I'm trying to parse response from https://sg.media-imdb.com/suggests/a/a.json in Python 3.6.8.
Here is my code:
import requests
url = 'https://sg.media-imdb.com/suggests/a/a.json'
data = requests.get(url).json()
I get this error:
$ /usr/bin/python3 /home/livw/Python/test_scrapy/phase_1.py
Traceback (most recent call last):
File "/home/livw/Python/test_scrapy/phase_1.py", line 33, in <module>
data = requests.get(url).json()
File "/home/livw/.local/lib/python3.6/site-packages/requests/models.py", line 889, in json
self.content.decode(encoding), **kwargs
File "/usr/lib/python3/dist-packages/simplejson/__init__.py", line 518, in loads
return _default_decoder.decode(s)
File "/usr/lib/python3/dist-packages/simplejson/decoder.py", line 370, in decode
obj, end = self.raw_decode(s)
File "/usr/lib/python3/dist-packages/simplejson/decoder.py", line 400, in raw_decode
return self.scan_once(s, idx=_w(s, idx).end())

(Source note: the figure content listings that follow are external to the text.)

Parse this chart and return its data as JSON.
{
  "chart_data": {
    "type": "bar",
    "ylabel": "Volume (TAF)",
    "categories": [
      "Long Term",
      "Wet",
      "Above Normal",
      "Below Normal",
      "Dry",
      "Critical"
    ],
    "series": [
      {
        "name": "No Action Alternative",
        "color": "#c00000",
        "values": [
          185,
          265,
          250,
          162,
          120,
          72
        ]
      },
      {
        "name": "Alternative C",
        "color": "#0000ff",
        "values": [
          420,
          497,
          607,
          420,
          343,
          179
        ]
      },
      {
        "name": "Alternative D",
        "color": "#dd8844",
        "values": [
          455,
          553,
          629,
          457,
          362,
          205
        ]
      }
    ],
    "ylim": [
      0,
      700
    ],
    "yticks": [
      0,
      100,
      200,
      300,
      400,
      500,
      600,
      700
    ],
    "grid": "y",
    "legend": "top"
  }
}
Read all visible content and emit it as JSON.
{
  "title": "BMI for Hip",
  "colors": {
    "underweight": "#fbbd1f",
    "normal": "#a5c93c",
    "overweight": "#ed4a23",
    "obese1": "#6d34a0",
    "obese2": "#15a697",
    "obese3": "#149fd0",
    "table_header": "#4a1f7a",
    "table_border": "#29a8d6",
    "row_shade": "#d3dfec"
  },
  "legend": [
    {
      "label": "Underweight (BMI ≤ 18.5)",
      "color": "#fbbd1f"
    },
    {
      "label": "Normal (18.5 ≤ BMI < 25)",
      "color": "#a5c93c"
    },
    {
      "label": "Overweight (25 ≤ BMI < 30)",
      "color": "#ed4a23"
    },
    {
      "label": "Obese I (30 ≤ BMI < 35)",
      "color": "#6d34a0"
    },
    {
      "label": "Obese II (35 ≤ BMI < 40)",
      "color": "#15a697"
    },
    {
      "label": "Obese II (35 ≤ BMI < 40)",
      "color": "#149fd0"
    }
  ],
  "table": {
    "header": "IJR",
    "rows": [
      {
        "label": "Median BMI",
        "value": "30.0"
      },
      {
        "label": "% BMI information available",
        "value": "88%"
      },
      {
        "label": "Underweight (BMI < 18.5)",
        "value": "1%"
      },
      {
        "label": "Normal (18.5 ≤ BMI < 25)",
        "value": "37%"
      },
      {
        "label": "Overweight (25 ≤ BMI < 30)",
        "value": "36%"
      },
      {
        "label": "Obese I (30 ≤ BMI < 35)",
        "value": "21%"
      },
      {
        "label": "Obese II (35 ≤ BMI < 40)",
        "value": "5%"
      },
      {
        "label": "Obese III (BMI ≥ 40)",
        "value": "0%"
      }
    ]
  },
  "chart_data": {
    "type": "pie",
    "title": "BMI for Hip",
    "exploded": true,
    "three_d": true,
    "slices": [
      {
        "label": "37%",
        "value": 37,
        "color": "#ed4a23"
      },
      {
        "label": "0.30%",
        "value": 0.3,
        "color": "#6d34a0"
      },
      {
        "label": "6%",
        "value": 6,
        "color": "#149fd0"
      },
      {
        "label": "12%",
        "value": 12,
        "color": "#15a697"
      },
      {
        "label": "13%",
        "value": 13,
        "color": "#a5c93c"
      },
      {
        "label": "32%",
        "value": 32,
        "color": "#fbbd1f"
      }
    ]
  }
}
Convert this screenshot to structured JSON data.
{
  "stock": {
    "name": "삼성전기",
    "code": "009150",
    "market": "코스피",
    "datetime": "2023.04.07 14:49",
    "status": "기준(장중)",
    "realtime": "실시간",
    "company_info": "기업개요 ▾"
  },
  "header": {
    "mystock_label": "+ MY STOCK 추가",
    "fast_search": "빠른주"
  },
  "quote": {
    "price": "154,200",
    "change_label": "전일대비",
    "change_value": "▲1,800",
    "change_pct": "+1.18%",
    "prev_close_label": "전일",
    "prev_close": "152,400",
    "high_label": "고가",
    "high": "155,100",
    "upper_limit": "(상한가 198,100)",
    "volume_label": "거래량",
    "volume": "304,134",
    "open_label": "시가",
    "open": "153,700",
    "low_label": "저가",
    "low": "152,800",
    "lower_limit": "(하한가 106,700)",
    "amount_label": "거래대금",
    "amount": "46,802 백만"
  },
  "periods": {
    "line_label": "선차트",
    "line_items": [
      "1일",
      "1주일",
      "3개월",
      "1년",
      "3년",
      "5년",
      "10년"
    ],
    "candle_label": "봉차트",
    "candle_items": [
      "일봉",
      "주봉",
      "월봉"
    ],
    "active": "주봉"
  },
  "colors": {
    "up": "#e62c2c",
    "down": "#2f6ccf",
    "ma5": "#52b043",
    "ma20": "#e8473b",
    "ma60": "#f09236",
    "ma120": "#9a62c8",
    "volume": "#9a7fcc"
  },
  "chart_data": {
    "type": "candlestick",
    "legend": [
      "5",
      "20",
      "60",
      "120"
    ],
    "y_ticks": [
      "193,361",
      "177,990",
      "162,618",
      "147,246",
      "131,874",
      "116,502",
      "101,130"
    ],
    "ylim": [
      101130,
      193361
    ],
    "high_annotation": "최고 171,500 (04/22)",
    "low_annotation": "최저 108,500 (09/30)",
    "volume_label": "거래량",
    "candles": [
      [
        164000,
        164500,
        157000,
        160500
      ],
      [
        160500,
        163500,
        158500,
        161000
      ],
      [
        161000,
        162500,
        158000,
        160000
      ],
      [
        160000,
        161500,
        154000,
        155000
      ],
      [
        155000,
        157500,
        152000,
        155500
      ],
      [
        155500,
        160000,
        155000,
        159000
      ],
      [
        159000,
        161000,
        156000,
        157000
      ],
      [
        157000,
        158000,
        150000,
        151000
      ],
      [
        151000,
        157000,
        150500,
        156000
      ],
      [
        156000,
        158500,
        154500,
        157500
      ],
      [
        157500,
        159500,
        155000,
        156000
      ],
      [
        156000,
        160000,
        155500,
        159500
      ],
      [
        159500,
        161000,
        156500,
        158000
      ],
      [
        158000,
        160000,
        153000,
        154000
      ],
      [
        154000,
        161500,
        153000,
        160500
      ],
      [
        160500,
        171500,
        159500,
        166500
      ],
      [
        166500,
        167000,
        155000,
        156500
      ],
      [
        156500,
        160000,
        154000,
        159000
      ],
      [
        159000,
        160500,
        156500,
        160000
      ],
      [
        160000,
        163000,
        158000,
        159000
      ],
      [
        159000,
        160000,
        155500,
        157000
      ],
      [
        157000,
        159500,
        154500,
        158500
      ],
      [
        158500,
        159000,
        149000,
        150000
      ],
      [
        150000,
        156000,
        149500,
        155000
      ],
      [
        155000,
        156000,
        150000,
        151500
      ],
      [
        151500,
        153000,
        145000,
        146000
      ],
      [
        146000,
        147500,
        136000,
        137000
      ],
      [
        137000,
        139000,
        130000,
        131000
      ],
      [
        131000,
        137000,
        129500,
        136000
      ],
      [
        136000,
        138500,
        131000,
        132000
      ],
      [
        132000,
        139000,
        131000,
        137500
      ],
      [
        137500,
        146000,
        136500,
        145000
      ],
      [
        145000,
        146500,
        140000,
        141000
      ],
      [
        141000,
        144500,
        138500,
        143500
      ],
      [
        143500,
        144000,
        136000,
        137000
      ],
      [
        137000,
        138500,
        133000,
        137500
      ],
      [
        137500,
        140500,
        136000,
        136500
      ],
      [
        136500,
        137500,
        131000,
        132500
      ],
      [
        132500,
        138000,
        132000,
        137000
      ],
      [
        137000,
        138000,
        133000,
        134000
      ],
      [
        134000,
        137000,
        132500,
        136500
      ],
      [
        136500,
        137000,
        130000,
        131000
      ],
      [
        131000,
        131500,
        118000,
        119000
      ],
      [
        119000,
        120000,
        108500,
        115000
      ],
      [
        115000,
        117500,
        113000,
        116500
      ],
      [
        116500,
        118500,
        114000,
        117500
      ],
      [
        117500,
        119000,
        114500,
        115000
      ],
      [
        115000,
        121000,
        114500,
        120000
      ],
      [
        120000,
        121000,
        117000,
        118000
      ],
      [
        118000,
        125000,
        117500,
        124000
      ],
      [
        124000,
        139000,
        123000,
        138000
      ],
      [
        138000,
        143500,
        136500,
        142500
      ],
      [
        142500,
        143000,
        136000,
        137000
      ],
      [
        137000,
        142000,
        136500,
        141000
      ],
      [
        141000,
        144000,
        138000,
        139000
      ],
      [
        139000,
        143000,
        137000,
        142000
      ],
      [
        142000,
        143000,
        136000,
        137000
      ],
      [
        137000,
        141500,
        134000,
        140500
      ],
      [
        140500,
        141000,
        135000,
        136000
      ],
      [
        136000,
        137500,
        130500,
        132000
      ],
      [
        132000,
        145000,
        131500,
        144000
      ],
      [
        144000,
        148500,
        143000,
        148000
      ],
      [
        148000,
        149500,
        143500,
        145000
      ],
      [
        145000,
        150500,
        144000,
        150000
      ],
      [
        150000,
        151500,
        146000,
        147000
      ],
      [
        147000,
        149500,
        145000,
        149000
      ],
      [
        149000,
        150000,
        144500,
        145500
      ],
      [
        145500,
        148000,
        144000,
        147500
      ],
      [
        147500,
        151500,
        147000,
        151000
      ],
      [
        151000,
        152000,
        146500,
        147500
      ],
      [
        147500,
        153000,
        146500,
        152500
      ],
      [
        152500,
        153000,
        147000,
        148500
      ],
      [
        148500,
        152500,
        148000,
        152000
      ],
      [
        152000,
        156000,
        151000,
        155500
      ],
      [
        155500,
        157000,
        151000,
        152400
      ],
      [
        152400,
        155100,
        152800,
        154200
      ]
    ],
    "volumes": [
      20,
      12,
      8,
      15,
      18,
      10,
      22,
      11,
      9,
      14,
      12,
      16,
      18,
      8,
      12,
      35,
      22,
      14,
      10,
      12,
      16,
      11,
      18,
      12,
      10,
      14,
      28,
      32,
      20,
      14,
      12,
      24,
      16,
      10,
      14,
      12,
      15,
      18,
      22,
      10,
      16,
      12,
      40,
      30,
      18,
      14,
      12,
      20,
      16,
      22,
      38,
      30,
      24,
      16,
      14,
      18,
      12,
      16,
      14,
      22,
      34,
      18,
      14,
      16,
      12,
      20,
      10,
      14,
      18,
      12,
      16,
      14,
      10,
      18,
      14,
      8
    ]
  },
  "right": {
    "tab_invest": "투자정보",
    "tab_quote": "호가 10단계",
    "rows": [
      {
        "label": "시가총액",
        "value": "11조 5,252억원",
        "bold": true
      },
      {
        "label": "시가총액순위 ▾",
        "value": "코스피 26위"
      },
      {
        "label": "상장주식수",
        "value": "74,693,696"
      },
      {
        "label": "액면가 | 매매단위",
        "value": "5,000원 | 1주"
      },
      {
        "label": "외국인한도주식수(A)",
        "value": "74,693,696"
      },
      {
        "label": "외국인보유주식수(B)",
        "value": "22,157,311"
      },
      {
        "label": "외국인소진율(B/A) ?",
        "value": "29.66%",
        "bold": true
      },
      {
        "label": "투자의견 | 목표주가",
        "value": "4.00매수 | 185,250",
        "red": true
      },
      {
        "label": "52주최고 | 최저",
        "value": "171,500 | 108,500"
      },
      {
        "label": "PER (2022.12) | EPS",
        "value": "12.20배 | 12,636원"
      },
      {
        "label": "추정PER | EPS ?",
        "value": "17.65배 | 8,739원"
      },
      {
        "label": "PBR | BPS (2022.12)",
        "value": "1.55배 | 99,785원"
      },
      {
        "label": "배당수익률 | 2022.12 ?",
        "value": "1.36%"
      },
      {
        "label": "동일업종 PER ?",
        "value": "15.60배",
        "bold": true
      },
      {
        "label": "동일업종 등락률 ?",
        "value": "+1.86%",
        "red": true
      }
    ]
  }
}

simplejson.errors.JSONDecodeError: Expecting value: line 1 column 1 (char 0)
It seems like the response format is not JSON format, although I can parse the response at JSON Formatter & Validator
How to fix it and store the response in a json object?
This probably happend because its not a complete json, it have a prefix
you can see that the response start with imdb$a( and ends with )
json parsing doesn't know how to handle it and he fails, you can remove those values and just parse the json itself
you can do this:
import json
import requests
url = 'https://sg.media-imdb.com/suggests/a/a.json'
data = requests.get(url).text
json.loads(data[data.index('{'):-1])